Looking ahead, we expect:
- Greater bundling of payments with mobility services — e.g., QR + transit pass + parking payments in one flow.
- Linking QR lanes with telematics or IoT devices in vehicles so payments auto-trigger based on GPS or toll lane entry.
- Use of offline-capable QR modes in remote toll locations to ensure payment continuity even when connectivity is poor.
- Integration with subscription or pass models (monthly transit passes) using QR flows and auto-debit/future settlement.
In summary, 2025 marks a turning point: QR payment acceptance at tolls and transit is no longer “nice to have” — it’s becoming mainstream. For fintech leaders, the opportunity lies in building payments that are fast, frictionless and built into mobility infrastructure. For commuters, the benefit is seamless payment-enabled journeys.
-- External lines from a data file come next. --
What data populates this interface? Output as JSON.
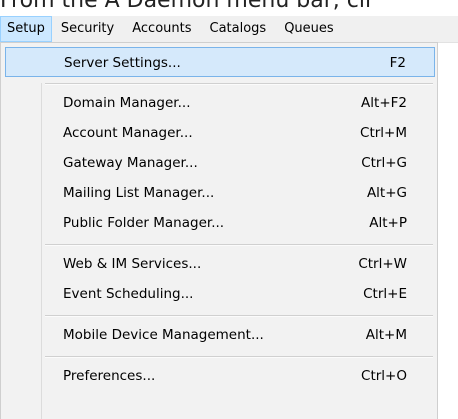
{
  "caption": "From the A Daemon menu bar, cli",
  "menubar": {
    "items": [
      "Setup",
      "Security",
      "Accounts",
      "Catalogs",
      "Queues"
    ]
  },
  "menu": {
    "items": [
      {
        "label": "Server Settings...",
        "shortcut": "F2"
      },
      {
        "label": "Domain Manager...",
        "shortcut": "Alt+F2"
      },
      {
        "label": "Account Manager...",
        "shortcut": "Ctrl+M"
      },
      {
        "label": "Gateway Manager...",
        "shortcut": "Ctrl+G"
      },
      {
        "label": "Mailing List Manager...",
        "shortcut": "Alt+G"
      },
      {
        "label": "Public Folder Manager...",
        "shortcut": "Alt+P"
      },
      {
        "label": "Web & IM Services...",
        "shortcut": "Ctrl+W"
      },
      {
        "label": "Event Scheduling...",
        "shortcut": "Ctrl+E"
      },
      {
        "label": "Mobile Device Management...",
        "shortcut": "Alt+M"
      },
      {
        "label": "Preferences...",
        "shortcut": "Ctrl+O"
      }
    ]
  }
}
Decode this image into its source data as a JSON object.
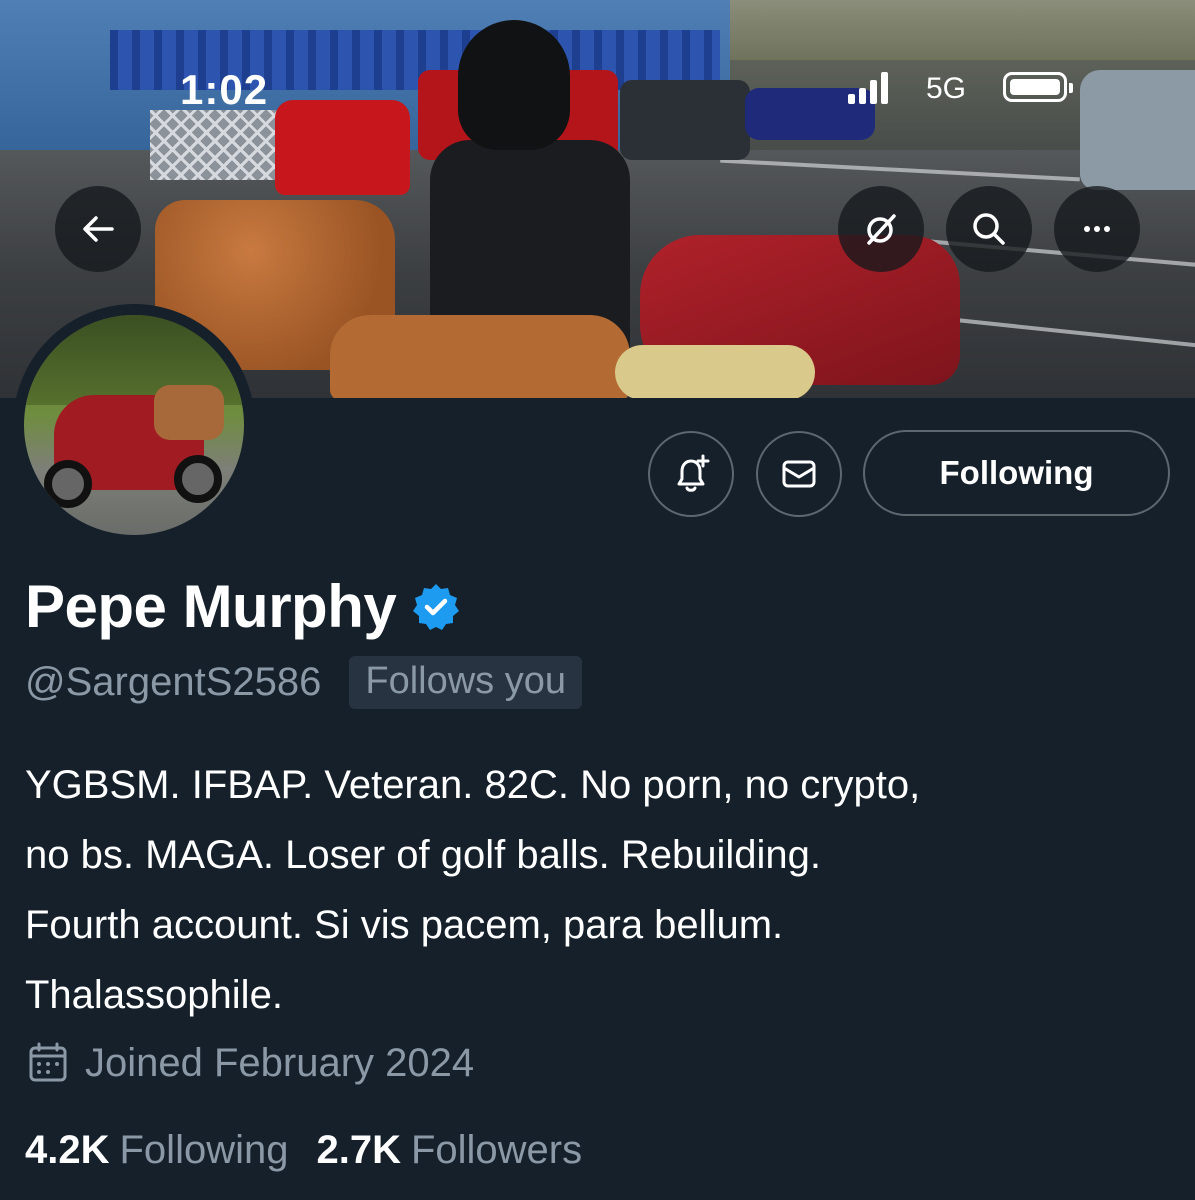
{
  "status_bar": {
    "time": "1:02",
    "network": "5G",
    "battery_level": 0.9
  },
  "header_actions": {
    "back_icon": "arrow-left-icon",
    "grok_icon": "grok-icon",
    "search_icon": "search-icon",
    "more_icon": "more-horizontal-icon"
  },
  "profile": {
    "display_name": "Pepe Murphy",
    "verified": true,
    "handle": "@SargentS2586",
    "follows_you_badge": "Follows you",
    "bio_lines": [
      "YGBSM. IFBAP. Veteran. 82C. No porn, no crypto,",
      "no bs. MAGA. Loser of golf balls. Rebuilding.",
      "Fourth account. Si vis pacem, para bellum.",
      "Thalassophile."
    ],
    "joined": "Joined February 2024",
    "following_count": "4.2K",
    "following_label": "Following",
    "followers_count": "2.7K",
    "followers_label": "Followers"
  },
  "actions": {
    "notify_icon": "bell-plus-icon",
    "message_icon": "mail-icon",
    "following_button": "Following"
  },
  "colors": {
    "background": "#15202b",
    "secondary_text": "#8b98a5",
    "verified_blue": "#1d9bf0",
    "border": "#5d6770"
  }
}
For regulators and operators, the win is lower cash handling, improved revenue visibility and higher user satisfaction.
Frequently Asked Questions
1. Why are QR payments growing at toll plazas and in transit?
Because QR codes provide a low-cost, interoperable payment method that works with any UPI-enabled app, enabling faster throughput and reducing cash handling at high-volume payment points.
2. What infrastructure changes were key in 2025?
Hybrid QR + FASTag lanes, dynamic QR deployment for buses/metros, and offline-capable QR modes in low-connectivity locations were major enablers.
3. How does RBI support QR payments in these segments?
The RBI includes toll and transit payment flows in its retail payments ecosystem, promotes large-scale QR acceptance, and emphasises audit and settlement transparency under Payments Vision 2025.
4. What should fintechs watch when entering toll/transit payment segments?
They should evaluate settlement terms, MDR structures, hardware and network readiness, partnership with concessionaires and compliance with payment-system norms.
5. What’s next for QR payments in mobility?
We expect integrated mobility payments (transit-+parking-+toll), IoT/vehicle-linked payment triggers, offline QR flows, and subscription-style pass models using QR codes.